La demanderesse renvoie à des arrêts antérieurs du Tribunal pour étayer ses arguments: 16/01/2008, T-112/06, IKEA, ECLI:EU:T:2008:10, § 54. Toutefois, cette affaire n’est pas comparable à la présente procédure car les signes ont été jugés différents sur le plan visuel et l’élément verbal «IDEA» du signe contesté est un mot anglais de base qui contient des expressions similaires dans presque toutes les langues officielles de l’Union européenne, ce qui n’est pas le cas en l’espèce.
Compte tenu de tout ce qui précède, il existe un risque de confusion dans l’esprit des parties du public parlant le bulgare, le roumain et l’espagnol. Comme indiqué ci-dessus dans la section c) de la présente décision, un risque de confusion pour seulement une partie du public pertinent de l’Union européenne suffit pour rejeter la demande contestée;
Par conséquent, l’opposition sur la base de l’enregistrement de la marque de l’Union européenne no 18 091 163 de l’opposante est fondée. Il s’ensuit que la marque contestée doit être rejetée pour l’ensemble des services contestés. Compte tenu du principe d’interdépendance susmentionné et des similitudes entre les signes, la marque contestée doit également être rejetée pour les services jugés similaires à un faible degré.

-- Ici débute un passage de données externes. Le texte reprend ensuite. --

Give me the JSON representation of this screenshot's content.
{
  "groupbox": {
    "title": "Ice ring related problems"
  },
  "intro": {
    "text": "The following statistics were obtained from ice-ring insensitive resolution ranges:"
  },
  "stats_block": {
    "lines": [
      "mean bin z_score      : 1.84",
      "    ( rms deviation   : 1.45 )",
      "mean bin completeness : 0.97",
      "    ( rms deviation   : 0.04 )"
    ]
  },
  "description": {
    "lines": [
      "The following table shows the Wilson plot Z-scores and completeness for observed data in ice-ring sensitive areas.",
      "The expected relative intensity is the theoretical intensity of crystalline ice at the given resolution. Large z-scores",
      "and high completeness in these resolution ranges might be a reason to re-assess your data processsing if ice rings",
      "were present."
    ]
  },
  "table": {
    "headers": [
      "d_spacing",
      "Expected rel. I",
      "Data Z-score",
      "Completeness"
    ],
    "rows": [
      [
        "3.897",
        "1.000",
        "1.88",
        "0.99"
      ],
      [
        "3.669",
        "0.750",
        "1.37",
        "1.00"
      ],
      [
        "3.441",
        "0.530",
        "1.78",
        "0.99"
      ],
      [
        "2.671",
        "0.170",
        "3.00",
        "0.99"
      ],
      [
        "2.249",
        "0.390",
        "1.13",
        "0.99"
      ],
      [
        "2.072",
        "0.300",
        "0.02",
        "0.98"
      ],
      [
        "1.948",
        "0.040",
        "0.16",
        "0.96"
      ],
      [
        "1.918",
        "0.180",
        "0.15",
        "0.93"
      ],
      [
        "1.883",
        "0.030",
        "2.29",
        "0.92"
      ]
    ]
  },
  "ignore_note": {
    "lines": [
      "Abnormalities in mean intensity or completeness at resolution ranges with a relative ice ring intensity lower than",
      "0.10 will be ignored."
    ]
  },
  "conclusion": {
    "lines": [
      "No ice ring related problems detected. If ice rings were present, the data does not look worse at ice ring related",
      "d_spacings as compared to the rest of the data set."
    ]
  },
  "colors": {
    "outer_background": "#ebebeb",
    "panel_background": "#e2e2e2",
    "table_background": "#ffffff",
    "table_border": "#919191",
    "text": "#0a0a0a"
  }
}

Étant donné que l’opposition est accueillie sur la base du caractère distinctif intrinsèque de la marque antérieure, il n’est pas nécessaire d’apprécier le caractère distinctif accru de la marque de l’opposante en raison de son usage intensif, comme l’affirme l’opposante. En effet, même dans l’hypothèse d’un caractère distinctif accru de la marque antérieure, la conclusion serait identique.
FRAIS
Conformément à l’article 109, paragraphe 1, du RMUE, la partie perdante dans une procédure d’opposition doit supporter les taxes et frais exposés par l’autre partie.
La demanderesse étant la partie perdante, elle doit supporter la taxe d’opposition ainsi que les frais exposés par l’opposante aux fins de la présente procédure.
Conformément à l’article 109, paragraphe 1 et (7) du RMUE et à l’article 18, paragraphe 1, point c) i), du REMUE, les frais à payer à l’opposante sont la taxe d’opposition et les frais de représentation, qui sont fixés sur la base du taux maximal qui y est fixé.
De la division d’opposition
Florica RUS Irene MARUGÁN Marín Aldo Blasi
Décision sur l’opposition no B 3 173 585 Page sur 8 8
Conformément à l’article 67 du RMUE, toute partie peut recourir contre cette décision pour autant que cette dernière n’ait pas fait droit à ses prétentions. Conformément à l’article 68 du RMUE, le recours doit être formé par écrit auprès de l’Office dans un délai de deux mois à compter du jour de la notification de la présente décision. L’acte de recours est déposé dans la langue de procédure de la décision attaquée. En outre, un mémoire exposant les motifs du recours doit être déposé par écrit dans un délai de quatre mois à compter de cette date. Le recours n’est considéré comme formé qu’après paiement de la taxe de recours d’un montant de 720 EUR.